In today’s lifestyle, unlike the stone ages, people are not exposed to minor injuries like pricks, bruises or insect bites, which stimulate a type of immune cells called macrophage to migrate to the site of injury. In the absence of injury, macrophages continue to circulate in the blood, leading to altered distribution of immune cells causing inflammatory tendency.

RM: Insulin therapy continues to be the prevalent treatment for diabetes so far. What other factors would you consider important to combat diabetes, now that we know more than ever about the disease?

MW: The early success of insulin washed out alternate modes of thinking. A large amount of finance is involved in insulin and diabetes drugs. While a lot of knowledge is accumulated at the research level, it has not translated to clinical practice, as there is a lack of motivation to change. Further, it does not help that for doctors, a major source of updates is through pharma companies.

The emphasis must be on physical fitness than simply sugar levels. If physical fitness is good, there is lower chance of developing complications. There are simple fitness tests such as the ‘sit and rise’ tests which can help us predict the risk of a cardiovascular event in the next few years. You have voluntary control on fitness in all angles. For example, one must be vigilant not just about fat, but also other markers like the fitness of the heart and respiratory system, muscle strength, balance and rapid nerve muscle coordination.

[Dr Watve, in association with a hospital in Pune, is developing a physical fitness test, which can give a fitness score based on an age related standard. This is a first of its kind test, where people can be advised exercise and lifestyle based on their fitness score.]

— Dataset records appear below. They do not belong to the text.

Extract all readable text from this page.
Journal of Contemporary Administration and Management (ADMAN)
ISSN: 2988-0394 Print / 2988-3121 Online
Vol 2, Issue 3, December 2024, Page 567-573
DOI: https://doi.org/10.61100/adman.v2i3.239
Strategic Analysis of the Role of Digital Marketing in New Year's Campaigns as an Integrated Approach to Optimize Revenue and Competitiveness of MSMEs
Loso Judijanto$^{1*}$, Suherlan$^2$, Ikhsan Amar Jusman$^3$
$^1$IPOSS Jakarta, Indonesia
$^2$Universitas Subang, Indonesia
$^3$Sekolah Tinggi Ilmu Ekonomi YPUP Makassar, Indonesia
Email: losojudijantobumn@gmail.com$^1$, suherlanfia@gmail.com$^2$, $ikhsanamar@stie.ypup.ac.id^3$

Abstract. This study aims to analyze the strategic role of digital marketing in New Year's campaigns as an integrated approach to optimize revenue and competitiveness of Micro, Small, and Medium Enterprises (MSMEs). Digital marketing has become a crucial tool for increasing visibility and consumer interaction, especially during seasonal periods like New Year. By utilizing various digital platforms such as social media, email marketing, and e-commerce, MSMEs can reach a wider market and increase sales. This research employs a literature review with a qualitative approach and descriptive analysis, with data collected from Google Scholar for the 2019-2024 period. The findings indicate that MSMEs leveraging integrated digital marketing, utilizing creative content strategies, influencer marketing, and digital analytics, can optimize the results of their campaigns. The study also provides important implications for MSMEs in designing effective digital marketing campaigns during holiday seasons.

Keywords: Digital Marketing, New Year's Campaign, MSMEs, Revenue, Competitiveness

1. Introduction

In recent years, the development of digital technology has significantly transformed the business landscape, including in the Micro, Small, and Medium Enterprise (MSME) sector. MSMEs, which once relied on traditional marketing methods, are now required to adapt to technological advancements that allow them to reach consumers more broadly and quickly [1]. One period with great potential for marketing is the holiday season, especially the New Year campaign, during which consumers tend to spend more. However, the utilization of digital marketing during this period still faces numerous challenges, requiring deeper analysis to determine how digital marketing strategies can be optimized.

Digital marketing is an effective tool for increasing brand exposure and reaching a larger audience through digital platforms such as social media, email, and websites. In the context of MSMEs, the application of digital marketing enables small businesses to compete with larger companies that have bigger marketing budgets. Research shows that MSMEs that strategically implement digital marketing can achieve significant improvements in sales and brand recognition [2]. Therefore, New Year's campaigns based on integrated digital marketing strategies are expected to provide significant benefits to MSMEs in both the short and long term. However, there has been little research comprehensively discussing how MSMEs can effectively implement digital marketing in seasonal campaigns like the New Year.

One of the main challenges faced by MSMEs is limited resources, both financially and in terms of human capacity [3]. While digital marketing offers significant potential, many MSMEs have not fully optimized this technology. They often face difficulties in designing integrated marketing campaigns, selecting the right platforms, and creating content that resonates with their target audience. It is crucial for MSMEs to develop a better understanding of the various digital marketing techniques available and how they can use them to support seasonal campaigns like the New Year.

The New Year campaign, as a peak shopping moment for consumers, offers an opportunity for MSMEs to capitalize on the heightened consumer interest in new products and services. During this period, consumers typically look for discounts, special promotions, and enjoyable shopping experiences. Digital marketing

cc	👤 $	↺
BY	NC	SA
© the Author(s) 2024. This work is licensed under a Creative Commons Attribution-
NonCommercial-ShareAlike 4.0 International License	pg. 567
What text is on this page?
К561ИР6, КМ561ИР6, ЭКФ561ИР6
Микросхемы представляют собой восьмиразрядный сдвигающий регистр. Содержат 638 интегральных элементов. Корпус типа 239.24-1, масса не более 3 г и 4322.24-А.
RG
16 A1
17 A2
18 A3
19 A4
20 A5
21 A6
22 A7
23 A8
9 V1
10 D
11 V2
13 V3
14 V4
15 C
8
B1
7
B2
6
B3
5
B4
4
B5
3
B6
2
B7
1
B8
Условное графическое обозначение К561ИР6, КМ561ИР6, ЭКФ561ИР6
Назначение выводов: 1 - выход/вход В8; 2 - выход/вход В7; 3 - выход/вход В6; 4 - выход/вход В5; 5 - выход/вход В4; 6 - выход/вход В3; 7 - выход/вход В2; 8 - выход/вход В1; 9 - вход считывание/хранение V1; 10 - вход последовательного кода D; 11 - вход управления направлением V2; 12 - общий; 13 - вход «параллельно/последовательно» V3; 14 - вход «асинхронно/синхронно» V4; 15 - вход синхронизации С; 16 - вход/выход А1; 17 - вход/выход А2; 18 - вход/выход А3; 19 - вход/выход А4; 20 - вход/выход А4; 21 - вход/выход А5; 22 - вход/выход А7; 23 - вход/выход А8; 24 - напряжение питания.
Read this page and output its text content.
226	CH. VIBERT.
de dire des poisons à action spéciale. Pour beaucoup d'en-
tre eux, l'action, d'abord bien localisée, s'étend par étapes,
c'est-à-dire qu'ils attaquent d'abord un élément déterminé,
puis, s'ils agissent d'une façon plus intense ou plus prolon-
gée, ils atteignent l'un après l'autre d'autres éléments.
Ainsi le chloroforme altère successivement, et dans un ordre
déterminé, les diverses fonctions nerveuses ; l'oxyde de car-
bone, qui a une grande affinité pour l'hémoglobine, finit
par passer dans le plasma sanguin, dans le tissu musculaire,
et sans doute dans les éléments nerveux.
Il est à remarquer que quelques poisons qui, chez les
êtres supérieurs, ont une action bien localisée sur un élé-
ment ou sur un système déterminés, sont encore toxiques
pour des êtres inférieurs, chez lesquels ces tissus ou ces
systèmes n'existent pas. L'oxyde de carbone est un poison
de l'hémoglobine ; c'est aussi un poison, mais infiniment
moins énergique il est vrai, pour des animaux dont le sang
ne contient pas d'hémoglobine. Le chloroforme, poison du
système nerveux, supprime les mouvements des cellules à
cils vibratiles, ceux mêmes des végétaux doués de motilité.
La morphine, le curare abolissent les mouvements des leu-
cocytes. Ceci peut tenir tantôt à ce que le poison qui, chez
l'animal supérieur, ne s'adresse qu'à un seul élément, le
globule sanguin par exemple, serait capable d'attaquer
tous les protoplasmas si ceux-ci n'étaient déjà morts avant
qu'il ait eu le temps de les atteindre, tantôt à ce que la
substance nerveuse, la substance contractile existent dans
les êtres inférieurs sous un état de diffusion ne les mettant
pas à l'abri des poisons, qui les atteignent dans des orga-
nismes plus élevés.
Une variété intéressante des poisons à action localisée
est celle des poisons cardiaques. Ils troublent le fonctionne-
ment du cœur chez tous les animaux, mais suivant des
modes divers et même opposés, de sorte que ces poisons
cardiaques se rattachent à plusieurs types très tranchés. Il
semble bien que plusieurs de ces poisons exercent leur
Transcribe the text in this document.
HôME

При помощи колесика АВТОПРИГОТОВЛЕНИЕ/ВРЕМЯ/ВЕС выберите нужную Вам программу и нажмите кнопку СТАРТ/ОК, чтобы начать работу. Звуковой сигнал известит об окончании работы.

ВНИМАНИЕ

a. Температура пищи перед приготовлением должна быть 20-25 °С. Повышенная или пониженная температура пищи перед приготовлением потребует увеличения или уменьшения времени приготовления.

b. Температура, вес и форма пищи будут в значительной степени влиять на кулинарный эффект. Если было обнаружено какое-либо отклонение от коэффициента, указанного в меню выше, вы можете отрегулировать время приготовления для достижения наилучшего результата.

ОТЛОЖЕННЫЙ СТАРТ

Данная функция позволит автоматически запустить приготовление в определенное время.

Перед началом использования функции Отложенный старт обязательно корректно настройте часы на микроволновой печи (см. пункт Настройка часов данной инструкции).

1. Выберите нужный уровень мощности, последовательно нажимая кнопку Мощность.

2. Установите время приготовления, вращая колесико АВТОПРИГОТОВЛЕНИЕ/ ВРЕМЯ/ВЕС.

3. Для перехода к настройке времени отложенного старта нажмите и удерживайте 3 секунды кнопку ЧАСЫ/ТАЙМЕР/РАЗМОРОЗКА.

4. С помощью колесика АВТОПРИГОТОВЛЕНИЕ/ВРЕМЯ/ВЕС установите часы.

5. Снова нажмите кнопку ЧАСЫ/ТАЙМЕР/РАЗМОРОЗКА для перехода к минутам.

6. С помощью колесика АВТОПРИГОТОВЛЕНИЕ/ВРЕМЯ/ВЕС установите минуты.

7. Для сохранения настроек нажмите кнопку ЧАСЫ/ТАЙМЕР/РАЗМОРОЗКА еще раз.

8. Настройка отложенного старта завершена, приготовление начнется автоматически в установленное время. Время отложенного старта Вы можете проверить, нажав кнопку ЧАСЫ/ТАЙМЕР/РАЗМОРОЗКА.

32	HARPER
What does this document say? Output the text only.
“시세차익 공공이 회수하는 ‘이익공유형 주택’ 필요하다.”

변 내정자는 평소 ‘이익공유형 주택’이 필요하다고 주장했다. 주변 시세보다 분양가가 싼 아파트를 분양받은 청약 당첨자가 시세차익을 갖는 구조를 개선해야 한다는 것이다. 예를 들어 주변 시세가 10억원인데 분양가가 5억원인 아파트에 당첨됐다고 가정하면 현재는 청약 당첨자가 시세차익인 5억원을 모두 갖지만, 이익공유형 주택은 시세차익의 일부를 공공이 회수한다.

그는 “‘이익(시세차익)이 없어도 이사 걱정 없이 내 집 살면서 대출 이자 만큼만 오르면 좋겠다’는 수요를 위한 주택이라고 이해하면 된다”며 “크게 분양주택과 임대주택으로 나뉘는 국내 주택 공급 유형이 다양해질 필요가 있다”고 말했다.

RM: The current theory is widely held, and quite old. How do you think the scientific community will warm up to this change?

MW: Reluctance to give up accepted theories is well known in the field of science. Here is a paradigm shift, described by the American philosopher Thomas Kuhn, which is a fundamental change in the basis of our understanding of any scientific discipline.  This is an opportunity to examine the revolution in the scientific understanding of diabetes, while it happens.